От уборки меня оторвал вой сирены: к соседу, Bениамину Фадеевичу, приехала «Скорая». Я тихонько спросил внучку соседа: что случилось? У дедушки острое отравление, сказала внучка. Его тошнило, мы вызвали врача.

Вениамин Фадеевич стоял в очереди передо мной, он покупал кефир.

Я живу затворником третий день, хожу по дому с тесаком, жру макароны. Кроме макарон, еды нет. Когда верещит звонок, я не реагирую. Я прибавляю звук у телевизора. Идите в задницу, думаю я.

Раздается хруст, я вскакиваю: они сидят в креслах. Борец ломает спички. Он ломает их пучками, на полу целая гора сломанных спичек.

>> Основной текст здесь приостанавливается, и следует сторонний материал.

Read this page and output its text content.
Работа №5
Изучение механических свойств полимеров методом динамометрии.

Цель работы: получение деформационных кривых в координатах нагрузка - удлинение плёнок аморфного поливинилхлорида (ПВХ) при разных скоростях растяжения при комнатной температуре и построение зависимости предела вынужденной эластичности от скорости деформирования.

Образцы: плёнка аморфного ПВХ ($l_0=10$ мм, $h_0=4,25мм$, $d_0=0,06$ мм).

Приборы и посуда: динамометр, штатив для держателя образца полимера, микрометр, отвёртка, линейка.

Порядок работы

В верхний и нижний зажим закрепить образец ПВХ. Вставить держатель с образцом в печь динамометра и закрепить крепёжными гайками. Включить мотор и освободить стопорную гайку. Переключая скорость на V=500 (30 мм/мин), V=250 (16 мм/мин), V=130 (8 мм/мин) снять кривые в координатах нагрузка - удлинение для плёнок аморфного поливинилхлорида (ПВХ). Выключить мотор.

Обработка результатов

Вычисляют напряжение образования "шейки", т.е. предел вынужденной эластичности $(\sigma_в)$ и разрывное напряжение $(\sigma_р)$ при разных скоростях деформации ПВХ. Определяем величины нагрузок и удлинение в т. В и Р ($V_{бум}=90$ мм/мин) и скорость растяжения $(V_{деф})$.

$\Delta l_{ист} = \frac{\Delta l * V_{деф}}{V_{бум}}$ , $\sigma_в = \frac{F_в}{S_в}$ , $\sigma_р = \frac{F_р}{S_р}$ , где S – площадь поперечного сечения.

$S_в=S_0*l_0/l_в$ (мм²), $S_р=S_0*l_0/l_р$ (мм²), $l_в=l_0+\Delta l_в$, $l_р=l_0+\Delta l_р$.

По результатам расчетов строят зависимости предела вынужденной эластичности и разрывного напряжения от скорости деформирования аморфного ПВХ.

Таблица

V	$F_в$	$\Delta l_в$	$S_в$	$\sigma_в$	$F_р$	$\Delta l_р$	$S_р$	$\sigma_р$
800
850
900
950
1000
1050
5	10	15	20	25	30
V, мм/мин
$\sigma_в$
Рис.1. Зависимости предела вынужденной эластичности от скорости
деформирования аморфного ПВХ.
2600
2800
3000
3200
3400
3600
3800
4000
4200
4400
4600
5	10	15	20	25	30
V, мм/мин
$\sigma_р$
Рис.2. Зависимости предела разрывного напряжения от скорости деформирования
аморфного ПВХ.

Я бледнею и замахиваюсь тесаком…

Бережешь себя? — смеется Худой. Неправильно бережешь. Дай. Отнимает тесак.

Я привыкаю к их визитам. Завтра я наберусь мужества и спрошу: что вам надо?

Главный в кошмарной парочке — Худой, говорит преимущественно он. Высокий бурчит, хмыкает и норовит прикинуться шлангом. Это не так. Они ничего мне не сделали. Пока.

Наступает завтра, я спрашиваю. Худой складывает брови домиком и не отвечает. Я, запинаясь, излагаю смутные догадки — если судьба решила покуражиться, то кто исполняет ее волю? Марает руки о смертных? Не сама ведь? Где слуги? Ну, или прислуга.

Реакция странная: Худой оскорбился, Борец, наоборот, ржет как лошадь.

Значит, сглатываю я, вы не имеете отношения к…

Нет, сказал Худой. Нет, пробурчал Борец. Перестань задавать идиотские вопросы! — рявкнули оба. Мы бережем тебя.

Я боюсь их до рези в печенке.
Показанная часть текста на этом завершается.